Vacasa has agreed to an increased acquisition offer from Casago, raising the price to $5.30 per share in cash.

The company’s board of directors approved the revised deal, rejecting a competing offer from investment firm Davidson Kempner Capital Management, which offered to acquire 100 per cent of the company at a price of $5.25 per share.

After consideration, the company confirmed that entering an agreement with Casago was in the best interests of Vacasa’s public shareholders.

Casago is now set to acquire all outstanding shares of Vacasa. As part of the revised agreement, Casago has also removed certain financial conditions that could have reduced the final payout.

Vacasa’s special committee reviewed a rival $5.75 per share offer from Davidson Kempner but determined it did not provide the same level of certainty. Davidson Kempner’s proposal was contingent on changes to Vacasa’s tax receivable agreement (TRA), which lacked required approvals.

The company now aims to finalise the deal by the end of April. Vacasa shareholders will receive a proxy statement with more details ahead of a vote on the acquisition.

The move comes after a challenging few years for Vacasa, which carried out four layoff rounds over the past three years. Multiple key executives have also departed from the company over the past couple of years, including including chief operating officer John “JB” Banczak, chief financial officer Jamie Cohen chief commercial officer Craig Smith, and chief technology officer Jeff Flitton.

As of last year, Vacasa’s portfolio stood at just over 40,000 homes in destinations across the United States, Belize, Canada, Costa Rica and Mexico, marking roughly a nine per cent drop compared to the previous year.
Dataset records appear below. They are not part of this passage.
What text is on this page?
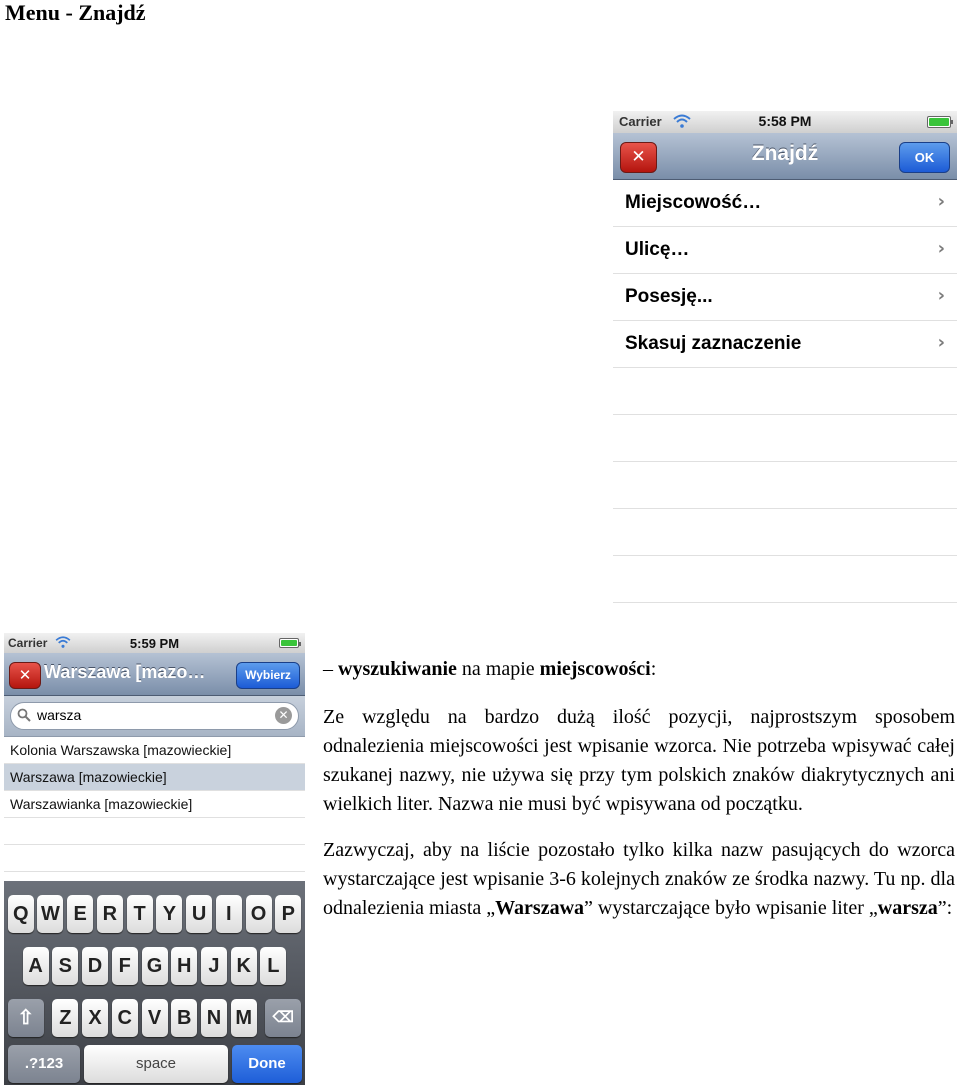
Menu - Znajdź
Carrier	5:58 PM
✕	Znajdź	OK
Miejscowość…	›
Ulicę…	›
Posesję...	›
Skasuj zaznaczenie	›
Carrier	5:59 PM
✕ Warszawa [mazo…	Wybierz
warsza	✕
Kolonia Warszawska [mazowieckie]
Warszawa [mazowieckie]
Warszawianka [mazowieckie]
Q W E R T Y U I O P
A S D F G H J K L
Z X C V B N M
⇧	⌫
.?123	space	Done
– wyszukiwanie na mapie miejscowości:

Ze względu na bardzo dużą ilość pozycji, najprostszym sposobem odnalezienia miejscowości jest wpisanie wzorca. Nie potrzeba wpisywać całej szukanej nazwy, nie używa się przy tym polskich znaków diakrytycznych ani wielkich liter. Nazwa nie musi być wpisywana od początku.

Zazwyczaj, aby na liście pozostało tylko kilka nazw pasujących do wzorca wystarczające jest wpisanie 3-6 kolejnych znaków ze środka nazwy. Tu np. dla odnalezienia miasta „Warszawa” wystarczające było wpisanie liter „warsza”:
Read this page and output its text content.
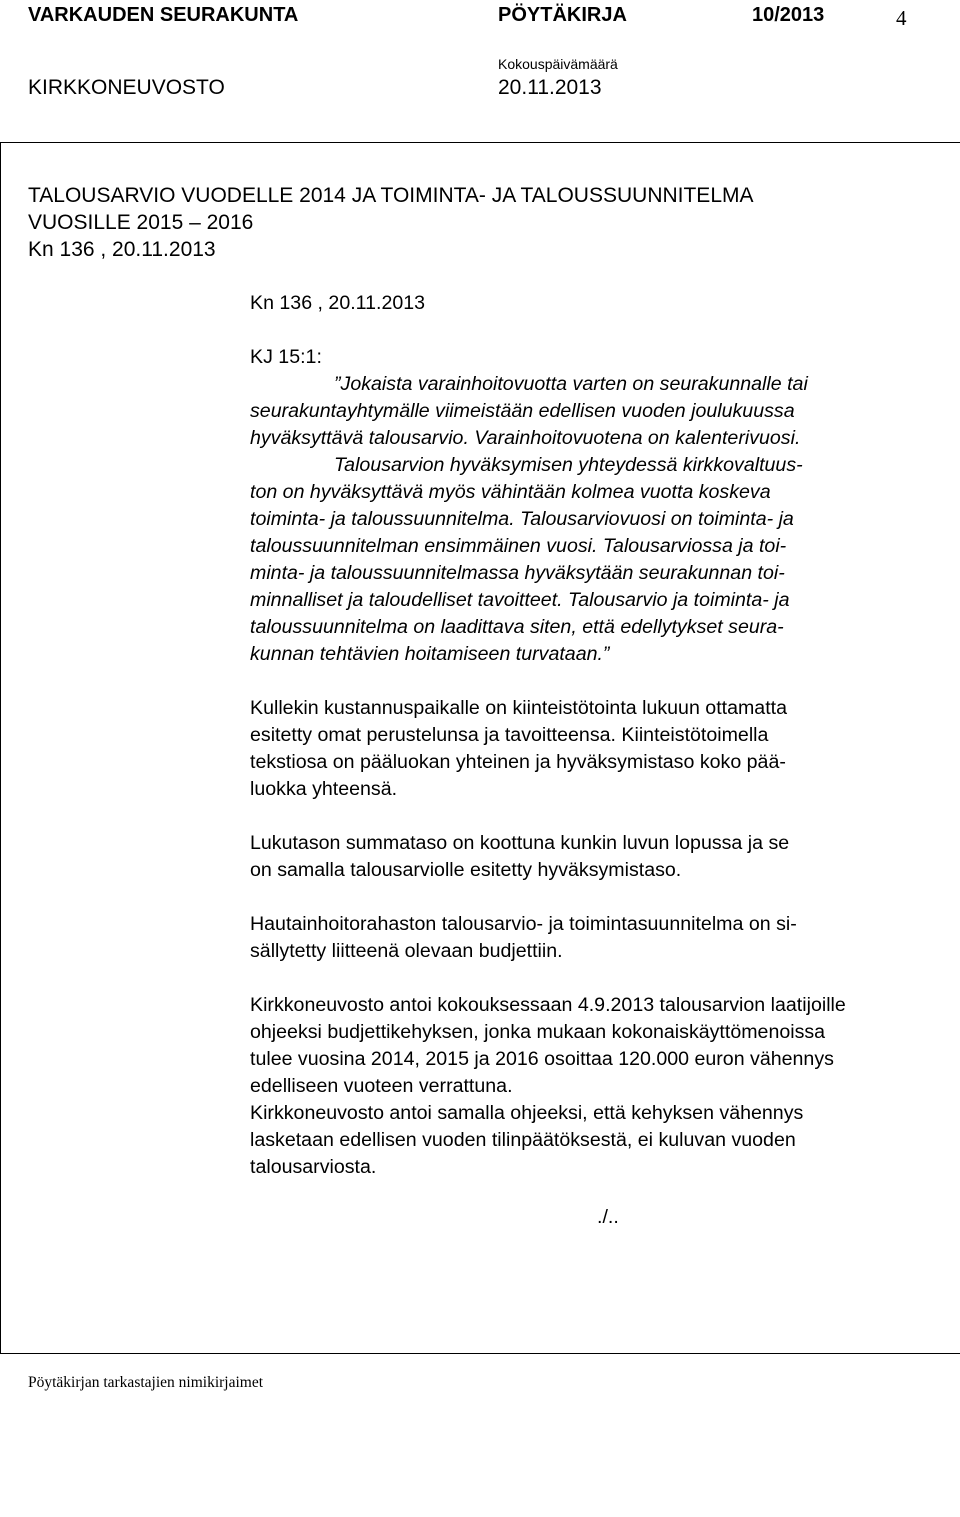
VARKAUDEN SEURAKUNTA	PÖYTÄKIRJA	10/2013	4
Kokouspäivämäärä
KIRKKONEUVOSTO	20.11.2013
TALOUSARVIO VUODELLE 2014 JA TOIMINTA- JA TALOUSSUUNNITELMA
VUOSILLE 2015 – 2016
Kn 136 , 20.11.2013

Kn 136 , 20.11.2013

KJ 15:1:

”Jokaista varainhoitovuotta varten on seurakunnalle tai

seurakuntayhtymälle viimeistään edellisen vuoden joulukuussa

hyväksyttävä talousarvio. Varainhoitovuotena on kalenterivuosi.

Talousarvion hyväksymisen yhteydessä kirkkovaltuus-

ton on hyväksyttävä myös vähintään kolmea vuotta koskeva

toiminta- ja taloussuunnitelma. Talousarviovuosi on toiminta- ja

taloussuunnitelman ensimmäinen vuosi. Talousarviossa ja toi-

minta- ja taloussuunnitelmassa hyväksytään seurakunnan toi-

minnalliset ja taloudelliset tavoitteet. Talousarvio ja toiminta- ja

taloussuunnitelma on laadittava siten, että edellytykset seura-

kunnan tehtävien hoitamiseen turvataan.”

Kullekin kustannuspaikalle on kiinteistötointa lukuun ottamatta

esitetty omat perustelunsa ja tavoitteensa. Kiinteistötoimella

tekstiosa on pääluokan yhteinen ja hyväksymistaso koko pää-

luokka yhteensä.

Lukutason summataso on koottuna kunkin luvun lopussa ja se

on samalla talousarviolle esitetty hyväksymistaso.

Hautainhoitorahaston talousarvio- ja toimintasuunnitelma on si-

sällytetty liitteenä olevaan budjettiin.

Kirkkoneuvosto antoi kokouksessaan 4.9.2013 talousarvion laatijoille

ohjeeksi budjettikehyksen, jonka mukaan kokonaiskäyttömenoissa

tulee vuosina 2014, 2015 ja 2016 osoittaa 120.000 euron vähennys

edelliseen vuoteen verrattuna.

Kirkkoneuvosto antoi samalla ohjeeksi, että kehyksen vähennys

lasketaan edellisen vuoden tilinpäätöksestä, ei kuluvan vuoden

talousarviosta.

./..
Pöytäkirjan tarkastajien nimikirjaimet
Vacasa had also gone public on the Nasdaq Global Select Market in December 2021 via a merger with special purpose acquisition company  TPG Pace Solutions, raising $340 million in gross cash proceeds in the process and debuting with a valuation of $4.4 billion. Following this move, its share price subsequently dropped from $203.20 to $4.85 at the time of writing.

Joe Riley, president of Casago, said: “The decision to enhance our offer indicates our commitment to closing this transaction as quickly as possible. Homeowners and industry partners have responded positively to the December 30th merger announcement, and to our shared vision of empowering local teams to provide exceptional hospitality through an owner centric approach.”